Study boosts digital mammography for certain cases

Digital mammography provides radiologists with advantages in diagnosing cancer for some women, a large study by the American College of Radiology concluded.

Results of the study, released at the ACR's fall meeting, suggest that digital mammography is more accurate in assessing risks of women younger than 50, with radiographically dense breasts or who are premenopausal or perimenopausal.

The results indicated that film-based mammography and digital mammography provide overall similar diagnostic accuracy. Previous studies had not found significant differences between the two modalities.

Proponents of digital imaging found the results encouraging. Digital mammography helps radiologists by enabling them to use image processing that allows the degree of contrast to be manipulated. As a result, they're able to increase contrast in dense areas of the breast that otherwise would exhibit low contrast.

The Digital Mammographic Imaging Screening Trial is one of the largest tests of digital mammography to date. It spanned four years and involved more than 49,500 women in 35 centers in the United States and Canada.
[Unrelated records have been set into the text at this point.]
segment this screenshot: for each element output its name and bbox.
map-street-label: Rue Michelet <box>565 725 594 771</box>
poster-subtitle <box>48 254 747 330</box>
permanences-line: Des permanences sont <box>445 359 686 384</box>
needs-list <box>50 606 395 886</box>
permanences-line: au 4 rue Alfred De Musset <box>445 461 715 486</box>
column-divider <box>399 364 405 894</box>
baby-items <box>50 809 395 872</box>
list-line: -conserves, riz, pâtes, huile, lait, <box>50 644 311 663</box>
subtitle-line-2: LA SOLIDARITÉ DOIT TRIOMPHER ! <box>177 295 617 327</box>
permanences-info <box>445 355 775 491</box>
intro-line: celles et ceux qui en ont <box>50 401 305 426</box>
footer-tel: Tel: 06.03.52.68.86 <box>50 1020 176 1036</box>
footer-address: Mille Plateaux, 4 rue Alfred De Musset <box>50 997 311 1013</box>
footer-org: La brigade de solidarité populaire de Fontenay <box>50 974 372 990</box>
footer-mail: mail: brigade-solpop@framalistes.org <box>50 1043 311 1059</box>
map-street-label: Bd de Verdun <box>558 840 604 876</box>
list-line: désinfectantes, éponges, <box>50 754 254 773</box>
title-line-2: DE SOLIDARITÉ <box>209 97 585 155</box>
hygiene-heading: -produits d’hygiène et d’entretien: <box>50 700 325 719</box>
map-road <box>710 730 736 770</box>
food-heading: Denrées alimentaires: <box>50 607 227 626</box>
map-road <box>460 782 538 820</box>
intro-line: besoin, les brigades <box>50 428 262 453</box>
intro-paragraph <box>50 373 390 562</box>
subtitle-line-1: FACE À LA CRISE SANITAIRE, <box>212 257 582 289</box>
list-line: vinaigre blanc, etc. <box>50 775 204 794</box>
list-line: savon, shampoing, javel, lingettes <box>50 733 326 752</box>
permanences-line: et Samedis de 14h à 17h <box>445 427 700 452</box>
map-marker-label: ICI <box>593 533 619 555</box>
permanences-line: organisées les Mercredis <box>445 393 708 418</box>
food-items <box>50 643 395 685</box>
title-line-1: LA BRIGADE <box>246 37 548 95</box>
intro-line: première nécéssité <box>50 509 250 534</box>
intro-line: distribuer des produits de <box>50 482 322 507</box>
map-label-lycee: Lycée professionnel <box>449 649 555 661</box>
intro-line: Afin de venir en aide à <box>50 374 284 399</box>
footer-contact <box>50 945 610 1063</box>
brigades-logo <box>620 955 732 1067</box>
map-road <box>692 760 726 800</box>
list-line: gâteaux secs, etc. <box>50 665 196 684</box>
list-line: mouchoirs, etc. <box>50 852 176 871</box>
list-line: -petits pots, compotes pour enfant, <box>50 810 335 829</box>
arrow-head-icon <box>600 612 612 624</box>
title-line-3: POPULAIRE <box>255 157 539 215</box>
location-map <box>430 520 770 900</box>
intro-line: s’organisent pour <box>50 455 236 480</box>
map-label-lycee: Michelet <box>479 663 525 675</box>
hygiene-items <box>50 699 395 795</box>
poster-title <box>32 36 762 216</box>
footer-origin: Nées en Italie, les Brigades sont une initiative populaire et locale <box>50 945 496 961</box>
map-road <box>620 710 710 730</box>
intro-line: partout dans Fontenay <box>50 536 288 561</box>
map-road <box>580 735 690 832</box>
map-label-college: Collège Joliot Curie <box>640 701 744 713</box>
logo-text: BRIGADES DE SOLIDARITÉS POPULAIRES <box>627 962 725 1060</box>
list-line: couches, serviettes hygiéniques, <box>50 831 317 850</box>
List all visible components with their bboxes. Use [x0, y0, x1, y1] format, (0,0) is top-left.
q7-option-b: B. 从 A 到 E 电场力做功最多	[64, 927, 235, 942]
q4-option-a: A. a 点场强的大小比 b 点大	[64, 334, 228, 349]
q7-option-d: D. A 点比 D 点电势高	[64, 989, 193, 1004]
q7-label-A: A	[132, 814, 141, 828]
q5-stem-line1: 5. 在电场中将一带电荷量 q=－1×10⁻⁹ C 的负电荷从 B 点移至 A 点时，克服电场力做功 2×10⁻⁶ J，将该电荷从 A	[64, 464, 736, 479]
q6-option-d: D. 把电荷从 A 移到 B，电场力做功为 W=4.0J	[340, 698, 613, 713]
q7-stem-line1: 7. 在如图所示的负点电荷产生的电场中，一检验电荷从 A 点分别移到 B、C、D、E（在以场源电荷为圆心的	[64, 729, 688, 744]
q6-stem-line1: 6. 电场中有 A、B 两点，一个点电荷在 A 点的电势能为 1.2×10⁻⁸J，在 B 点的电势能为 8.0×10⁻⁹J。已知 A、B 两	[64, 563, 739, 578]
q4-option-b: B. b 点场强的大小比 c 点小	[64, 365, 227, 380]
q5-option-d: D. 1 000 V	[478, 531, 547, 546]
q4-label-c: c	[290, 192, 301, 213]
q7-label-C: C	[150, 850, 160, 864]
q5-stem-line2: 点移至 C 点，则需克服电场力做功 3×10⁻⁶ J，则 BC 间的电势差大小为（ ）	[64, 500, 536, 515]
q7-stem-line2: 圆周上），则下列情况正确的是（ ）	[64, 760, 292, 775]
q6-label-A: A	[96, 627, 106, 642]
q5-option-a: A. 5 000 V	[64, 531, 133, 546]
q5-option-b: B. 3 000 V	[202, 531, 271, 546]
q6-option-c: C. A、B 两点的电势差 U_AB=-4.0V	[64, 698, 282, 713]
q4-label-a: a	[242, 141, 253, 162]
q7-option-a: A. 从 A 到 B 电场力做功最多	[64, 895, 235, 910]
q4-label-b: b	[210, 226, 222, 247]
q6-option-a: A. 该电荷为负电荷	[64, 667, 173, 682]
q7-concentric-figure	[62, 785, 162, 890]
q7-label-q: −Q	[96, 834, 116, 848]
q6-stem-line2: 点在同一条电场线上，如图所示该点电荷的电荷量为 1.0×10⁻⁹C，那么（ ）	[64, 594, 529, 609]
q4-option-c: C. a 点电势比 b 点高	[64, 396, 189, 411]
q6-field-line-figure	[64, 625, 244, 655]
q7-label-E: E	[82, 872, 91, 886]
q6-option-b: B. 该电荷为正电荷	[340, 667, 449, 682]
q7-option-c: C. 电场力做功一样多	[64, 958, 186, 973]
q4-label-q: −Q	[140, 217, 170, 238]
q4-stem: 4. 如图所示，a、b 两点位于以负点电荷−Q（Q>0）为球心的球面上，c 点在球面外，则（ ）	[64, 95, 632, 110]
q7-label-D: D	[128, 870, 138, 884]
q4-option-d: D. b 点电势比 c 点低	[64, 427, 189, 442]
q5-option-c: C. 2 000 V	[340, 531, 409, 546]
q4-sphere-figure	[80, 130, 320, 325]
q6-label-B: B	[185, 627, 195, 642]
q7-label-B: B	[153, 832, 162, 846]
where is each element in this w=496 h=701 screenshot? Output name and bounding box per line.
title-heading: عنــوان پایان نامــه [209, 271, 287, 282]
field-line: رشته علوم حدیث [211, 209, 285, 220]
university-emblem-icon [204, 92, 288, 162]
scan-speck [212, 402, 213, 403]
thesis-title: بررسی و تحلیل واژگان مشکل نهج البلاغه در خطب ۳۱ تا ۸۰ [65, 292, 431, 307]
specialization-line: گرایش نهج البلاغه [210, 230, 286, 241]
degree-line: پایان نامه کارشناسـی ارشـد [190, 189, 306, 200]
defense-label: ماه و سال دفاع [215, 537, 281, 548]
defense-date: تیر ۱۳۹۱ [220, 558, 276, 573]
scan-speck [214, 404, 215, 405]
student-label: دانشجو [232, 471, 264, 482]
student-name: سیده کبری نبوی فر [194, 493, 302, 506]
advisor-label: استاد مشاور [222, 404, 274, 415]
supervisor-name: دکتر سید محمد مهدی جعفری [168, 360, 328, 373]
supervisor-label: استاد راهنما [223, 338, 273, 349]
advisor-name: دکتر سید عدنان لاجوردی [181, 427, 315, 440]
The study's findings could increase the use of digital mammography among groups of women who could directly benefit from it, said Vincent Polkus, mammography advanced applications product manager for GE Healthcare.

"The use of digital mammography will directly translate into a reduction from breast cancer," he predicted, estimating that digital mammography's advantages apply to population groups that comprise as many as 40 percent of U.S. women.

Polkus predicted that there will be increasing demand for digital mammography, and healthcare organizations will need to be convinced that larger upfront expenses for those devices will be offset by other savings – on film, processing and storage – over the length of the investment.

The National Electrical Manufacturers Association said the study indicates that digital mammography "is a win-win technology that significantly improves cancer detection in key groups of women and makes big improvements in productivity because digital images are easier to access, adjust, store and retrieve," said Bob Britain, vice president of medical products for NEMA.

Britain also contends that, "Digital mammography can also help move the U.S. healthcare system into the age of IT, the electronic health record, and the efficiencies that information technologies offer."